While at Bath, Line initiated a number of research projects. INFROSS, a study of social scientists' information requirements (at the University of Bath and Newcastle University), was followed by DISISS, a study on the designs of information systems (in collaboration with the Polytechnic of North London). Taking place in parallel with both these projects was a three-year (1969-1971) Experimental Information Service in the Social Sciences, working with researchers and teachers at the Universities of Bath and Bristol.
Line also initiated work on the development of library catalogues, encouraging technical services librarian Philip Bryant to start researching in this area. The initial Bath Mini-Catalogue Project in 1971 led to other projects looking at catalogues and bibliographic data, including the Bath University Programme of Catalogue Research, which evolved into the Centre for Catalogue Research in 1977, subsequently changing its name to the Centre for Bibliographic Research and later to UKOLN. [Dr Maurice Line]

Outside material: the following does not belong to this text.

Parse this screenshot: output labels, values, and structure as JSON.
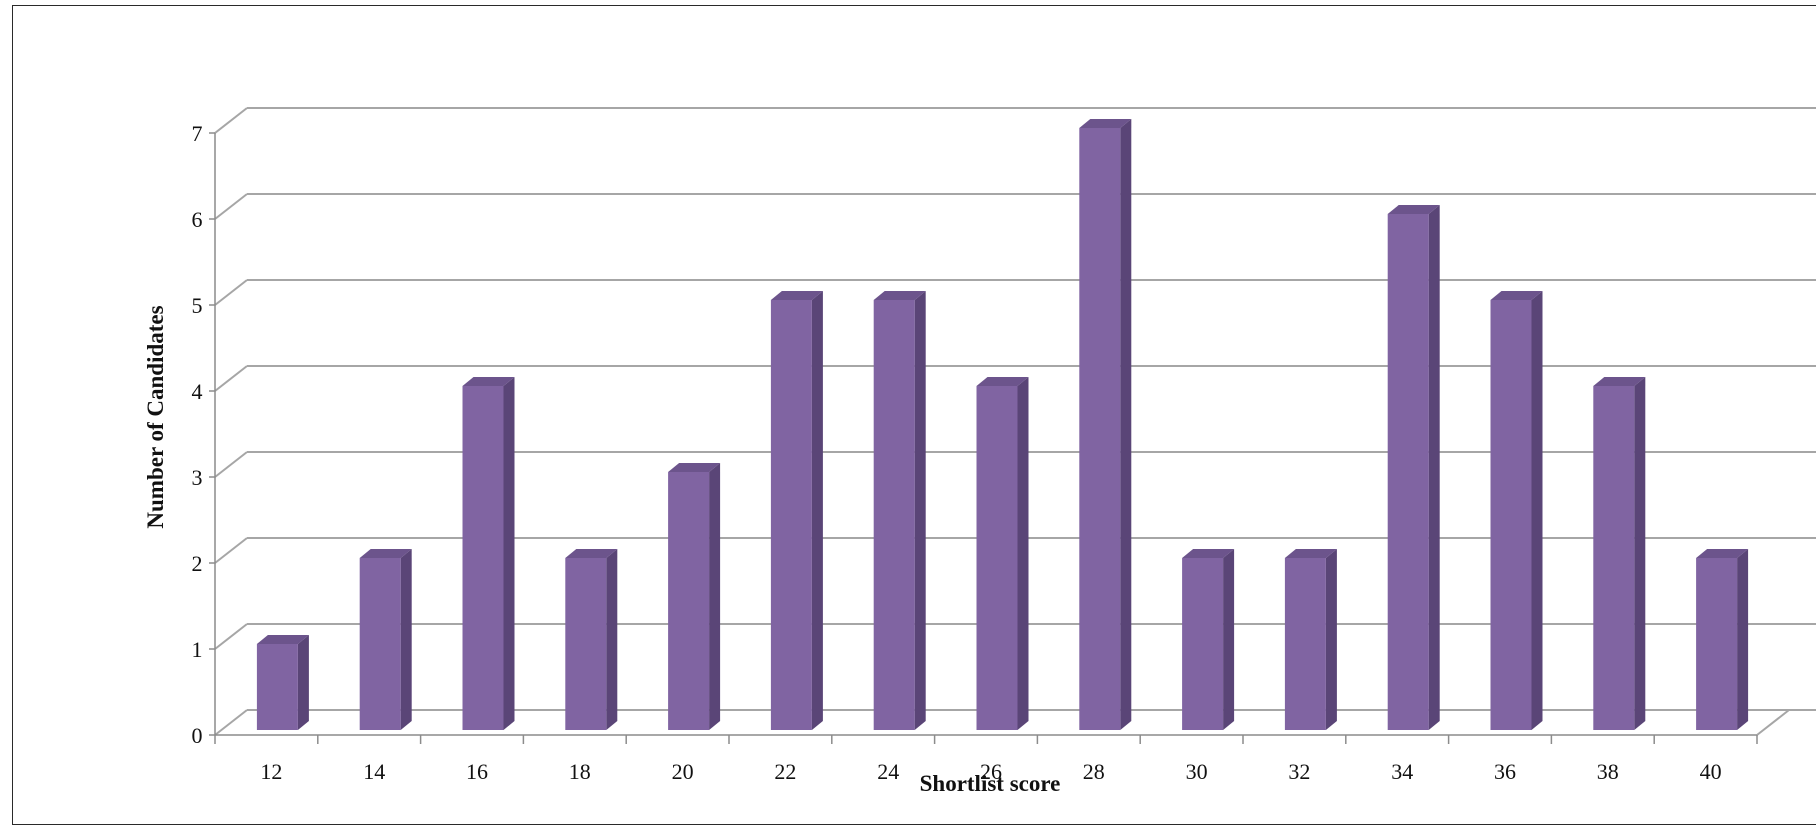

Of course he went on to a senior position in the British Library (by way of one of its antecedent organizations), making multiple contributions to the development of libraries and librarianship in the UK and around the world.
The above extract shows two of his attributes: his interest in research and data, and his energy. He never forgot that libraries existed in service of others, not to perpetuate their own structures and practices.

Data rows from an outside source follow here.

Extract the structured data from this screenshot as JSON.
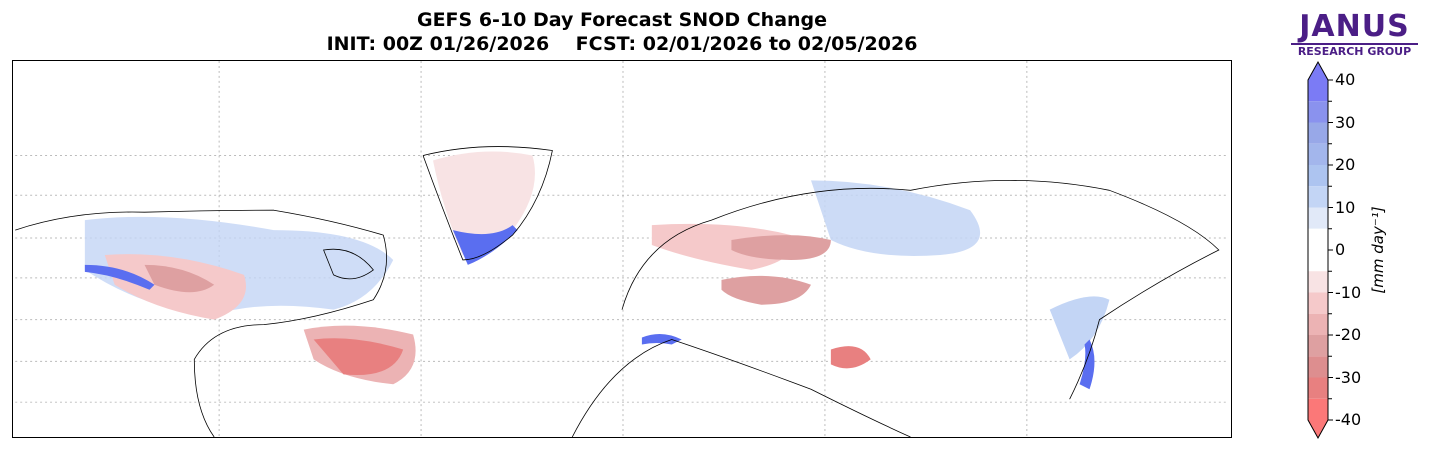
{
  "title": {
    "line1": "GEFS 6-10 Day Forecast SNOD Change",
    "line2": "INIT: 00Z 01/26/2026    FCST: 02/01/2026 to 02/05/2026"
  },
  "logo": {
    "name": "JANUS",
    "subtitle": "RESEARCH GROUP",
    "color": "#4b1e86"
  },
  "colorbar": {
    "label": "[mm day⁻¹]",
    "range": [
      -40,
      40
    ],
    "ticks": [
      "40",
      "30",
      "20",
      "10",
      "0",
      "-10",
      "-20",
      "-30",
      "-40"
    ],
    "tick_values": [
      40,
      30,
      20,
      10,
      0,
      -10,
      -20,
      -30,
      -40
    ],
    "bins": [
      {
        "from": 35,
        "to": 40,
        "color": "#7b7bf5"
      },
      {
        "from": 30,
        "to": 35,
        "color": "#8a92ee"
      },
      {
        "from": 25,
        "to": 30,
        "color": "#98a8e8"
      },
      {
        "from": 20,
        "to": 25,
        "color": "#a3b6ec"
      },
      {
        "from": 15,
        "to": 20,
        "color": "#adc4f0"
      },
      {
        "from": 10,
        "to": 15,
        "color": "#c3d5f5"
      },
      {
        "from": 5,
        "to": 10,
        "color": "#e1e9f8"
      },
      {
        "from": -5,
        "to": 5,
        "color": "#ffffff"
      },
      {
        "from": -10,
        "to": -5,
        "color": "#f8e3e4"
      },
      {
        "from": -15,
        "to": -10,
        "color": "#f5c9ca"
      },
      {
        "from": -20,
        "to": -15,
        "color": "#ecb3b4"
      },
      {
        "from": -25,
        "to": -20,
        "color": "#dea0a1"
      },
      {
        "from": -30,
        "to": -25,
        "color": "#dd8e8f"
      },
      {
        "from": -35,
        "to": -30,
        "color": "#e88080"
      },
      {
        "from": -40,
        "to": -35,
        "color": "#fb7878"
      }
    ],
    "over_color": "#7b7bf5",
    "under_color": "#fb7878"
  }
}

I moved to England in the late 80s to join what had just become The Centre for Bibliographic Management at the University of Bath. Line was long gone, but some of the library staff still remembered him. I remember one telling me how he would climb the stairs two or three at a time, determined to get to the top before whoever was with him.
The phrase in the title of this post is the title of one of his articles. He made a large contribution to the library literature, professional and more formal. These lines quoted by Andrew Pace a while ago are characteristic:
Trying to hold on to unused publications that libraries no longer have room to house, having theological arguments about the contents of catalogue records, and indulging in the numerous other irrelevant, inappropriate or trivial activities of which librarians are so fond, with their unerring eye for the inessential. [Hectic Pace]
I last met Maurice Line at the 30th anniversary celebration of the founding of UKOLN, an organization he was pleased to have been involved in starting. He also participated by video in the memorial celebration of Fred Kilgour's life, which was apt as each had contributed rather more than most to the evolution of library services.